Started this project with the motivation of playing GTA V using voice command (after watching DougDoub youtube video, specifically : https://www.youtube.com/watch?v=XvK4py0EE5s&t=1s ). I thought this would be a very easy task because there would be so many APIs and working codes that I will just take one of them and use it. But that wasnt the case. Started of SpeechRecognition (SR) library, but it has some major problems like its default google non cloud api is honestly bad. (not the fault of developers of library, google non cloud api is itself bad). It cannot detect long sentences and even it finds it difficult to understand smaller phrases (2 3 words). Also, there is not keyword feature..keyword being specific words that model should focus on. Then I tried to use SpeechRecognition library's IBM and google cloud functions but there were so many problems with authentication (for example one of the problems is IBM authentication doesnt use username and password for authentication anymore. But SR library only support that). So I thought it would be better to just use those APIs directly (without this SR library). First I treid IBM Watson API and boy oh boy, even their own repo wasnt working. API needs IBM account btw. But then I found the issue, it was service endpoint url missing in original code and when I added that (after wasting several hours) it worked. This API was working good but my goal was to use it for GTA and for that I keywords and even though API had a feature for telling the model to concentrate on these keywords but it wasnt doing so (at least that wasnt the result). So the result was not what I wanted. Thing to note here is that this is streaming API and that means it is continously returning the output (which is good). Then I moved to Google cloud API. It needs an account and starting few months are free (and you can only open the websocket for 305 seconds at a time). This API worked beautifully and the documentation was great. Except few minor library and environment problems. It similar to Watson, return results continously but unlike watson it produces refined output (correcting mistakes in interim outputs if any) after a few seconds of break (silence). One more advantage of google cloud api was it used the keywords almost perfectly. The keywords that I provided to this library were almost always predicted correctly. whereas same keywords were not being predicted in watson's api.

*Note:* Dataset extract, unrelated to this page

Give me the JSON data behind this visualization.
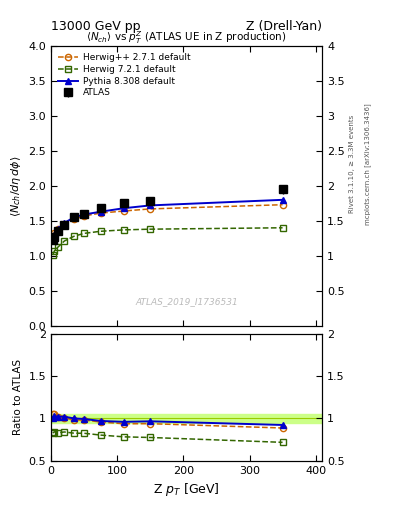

For Comparison I ran all these programs together and read a paragraph from reddit and the results are shown in the picture named "Speech recognition APIs comparison.png". (open in new tab if all 3 results are not showing. picture size is large so github cuts the image short, dont know why, ask github). Feel free to discuss the results btw. (email : mumertbutt@gmail.com )
So considering the results I used google cloud api for my GTA program. and the result was ..... beautiful. here is the video: https://www.youtube.com/watch?v=Hb1-bNAV2Zs
Note: You might need to install some libraries first. Sorry i couldnt keep track of each library. first and foremost of them is pyaudio (its for mic use). Others are (there can be more, these are only the one which i remember isntalling) : pyttsx3, speech_recognition (if you want) and etc. You will also need to install google cloud and ibm watson libraries but they all are mentioned on their site and hopefulyl you wont face any problem. Whenever I faced a problem I just googled and first page results always helped me so you wont have to dig deep for problems.